VOL 15, NO 1 (2019) Delight, Desire and Drag: The Saga of the Gibeonites and the Queering of Covenant Theology

Delight, Desire and Drag: The Saga of the Gibeonites and the Queering of Covenant Theology

Stephanie Day Powell

ABSTRACT

Walter Brueggemann (1999) describes the biblical covenant relationship as the realization of two partners’ (the “self” and the “other’s”) authentic “delight and desire.” When defined as the task of relating to one another in an effort of mutual accountability, covenant is an understandably attractive concept.

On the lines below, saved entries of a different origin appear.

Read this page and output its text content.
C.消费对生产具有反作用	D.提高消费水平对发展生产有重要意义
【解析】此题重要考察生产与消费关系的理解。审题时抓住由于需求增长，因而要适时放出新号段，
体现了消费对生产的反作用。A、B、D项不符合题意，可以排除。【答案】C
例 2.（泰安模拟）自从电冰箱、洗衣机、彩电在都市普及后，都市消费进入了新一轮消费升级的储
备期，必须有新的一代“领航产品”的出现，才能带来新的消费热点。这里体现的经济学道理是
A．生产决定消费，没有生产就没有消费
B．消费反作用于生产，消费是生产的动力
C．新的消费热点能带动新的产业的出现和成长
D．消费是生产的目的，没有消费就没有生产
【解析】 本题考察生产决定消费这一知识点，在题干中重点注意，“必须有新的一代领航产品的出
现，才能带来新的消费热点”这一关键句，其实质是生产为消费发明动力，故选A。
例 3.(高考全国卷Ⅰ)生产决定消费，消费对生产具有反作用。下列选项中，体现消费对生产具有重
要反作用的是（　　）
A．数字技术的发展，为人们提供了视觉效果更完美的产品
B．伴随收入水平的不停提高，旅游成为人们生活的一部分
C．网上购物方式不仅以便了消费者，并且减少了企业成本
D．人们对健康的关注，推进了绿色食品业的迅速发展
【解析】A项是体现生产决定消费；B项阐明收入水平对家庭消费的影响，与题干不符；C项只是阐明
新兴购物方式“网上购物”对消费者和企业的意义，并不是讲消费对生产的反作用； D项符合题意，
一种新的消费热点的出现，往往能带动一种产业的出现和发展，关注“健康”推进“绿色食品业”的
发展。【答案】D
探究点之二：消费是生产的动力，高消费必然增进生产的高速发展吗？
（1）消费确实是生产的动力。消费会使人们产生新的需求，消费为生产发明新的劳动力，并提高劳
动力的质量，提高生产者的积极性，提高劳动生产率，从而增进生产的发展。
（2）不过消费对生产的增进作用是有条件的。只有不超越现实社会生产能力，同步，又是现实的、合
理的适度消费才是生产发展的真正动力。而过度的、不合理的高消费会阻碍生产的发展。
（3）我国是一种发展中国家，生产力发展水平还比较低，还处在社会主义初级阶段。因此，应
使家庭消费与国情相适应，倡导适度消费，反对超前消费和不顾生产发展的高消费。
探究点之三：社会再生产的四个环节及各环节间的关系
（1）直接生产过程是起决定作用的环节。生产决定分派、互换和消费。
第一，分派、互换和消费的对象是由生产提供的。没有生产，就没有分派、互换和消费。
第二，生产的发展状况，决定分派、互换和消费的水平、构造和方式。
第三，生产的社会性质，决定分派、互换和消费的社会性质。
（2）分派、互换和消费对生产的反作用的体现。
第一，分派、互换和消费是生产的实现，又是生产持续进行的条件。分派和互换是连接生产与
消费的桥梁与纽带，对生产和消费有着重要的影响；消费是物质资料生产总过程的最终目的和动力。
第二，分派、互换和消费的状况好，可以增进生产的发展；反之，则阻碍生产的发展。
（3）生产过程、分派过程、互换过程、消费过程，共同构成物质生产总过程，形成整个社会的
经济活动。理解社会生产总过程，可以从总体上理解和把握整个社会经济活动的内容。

Yet an analysis of covenant-making in the Hebrew Bible reveals a paradoxical practice founded on an exclusionary arrangement between Israel and Yahweh in which the underlying binary assumptions of ethnicity, class, and sexuality undermine the principles through which covenanting with other “others” outside of this relationship may be possible. Bringing these dynamics to light necessarily calls into question the efficacy of the covenant model for diverse communities today seeking more egalitarian models for community building. This paper interrogates the eroticized foundations of covenant theology from its biblical foundations to its reception in biblical scholarship, followed by a queer reading of Joshua 9 that illuminates how the Gibeonite use of “drag” both challenges and amplifies the notions of “self” and “other” upon which the biblical covenant turns most heavily. “Cross-dressing” their way into covenantal relationship with Israel, the Gibeonites expose the nominal nature of covenantal identity and provide the raw material to begin to covenant differently.